太陽と月の行進曲
「なんか、木村君てよくわかんない!」

駄々をこねた子供のように聖美が叫ぶと、困ったように勇樹は頭をかく。

困っているのは聖美も同じだ。

勇樹のおかげで、今日の聖美は困りっぱなしでもある。

彼はしばらく拗ねたような聖美を眺めて、小さく笑って頷いた。

「うん。まぁ、考えてみればそうなんだよな」

「何が!」

「いいからいいから」

そう言って勇樹は彼女の腕を取ると、屋上のドアを開けて聖美を連れ出した。

「まぁ……座ろっか?」

屋上にあるベンチに指差して座らせる。

「えっと……だな」

聖美の隣に座りながら、勇樹はちょっと言いずらそうにしてから、苦笑しながら少しだけ顔を赤らめる。

「俺は、単に名前で呼んで欲しかっただけなんだ」

瞬きして、聖美は顔を上げた。

「なんで?」

「俺が名前で呼びたかったから!」

「なんで?」

「あ~…なんでって。
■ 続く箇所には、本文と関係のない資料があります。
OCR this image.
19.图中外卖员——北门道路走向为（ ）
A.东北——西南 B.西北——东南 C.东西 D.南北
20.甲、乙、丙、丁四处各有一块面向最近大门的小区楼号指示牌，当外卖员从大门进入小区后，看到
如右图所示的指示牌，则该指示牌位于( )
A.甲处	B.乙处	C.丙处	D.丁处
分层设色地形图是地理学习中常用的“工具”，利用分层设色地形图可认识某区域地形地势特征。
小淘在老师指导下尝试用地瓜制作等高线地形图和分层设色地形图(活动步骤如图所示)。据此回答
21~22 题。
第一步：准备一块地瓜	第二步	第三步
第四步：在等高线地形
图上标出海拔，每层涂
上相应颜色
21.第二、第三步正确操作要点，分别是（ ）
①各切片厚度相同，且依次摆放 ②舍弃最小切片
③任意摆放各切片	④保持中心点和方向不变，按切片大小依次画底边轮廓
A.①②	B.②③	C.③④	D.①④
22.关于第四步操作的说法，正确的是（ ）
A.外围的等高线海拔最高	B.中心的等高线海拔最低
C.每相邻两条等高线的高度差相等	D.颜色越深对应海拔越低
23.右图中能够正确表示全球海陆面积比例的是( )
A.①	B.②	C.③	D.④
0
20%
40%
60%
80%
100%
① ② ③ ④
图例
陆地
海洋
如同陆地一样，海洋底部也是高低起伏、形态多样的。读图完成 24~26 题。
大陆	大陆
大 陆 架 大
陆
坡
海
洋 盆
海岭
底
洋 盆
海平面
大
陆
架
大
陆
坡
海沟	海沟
そりゃお前。普通彼氏と彼女になったら、名前で呼びたくなるもんだろが」

聖美は唇をとがらせて、前を向く。

授業も始まったであろう時刻。寒空の屋上には誰もいない。

「それならそうと、言ってくれなきゃわかんない」

「うん。まぁ、お前って解りやすそうで難しいな?」

「そんなこと言われても困る」

「そうだよな?」

それきり勇樹は黙り込み、聖美も困ったように俯いた。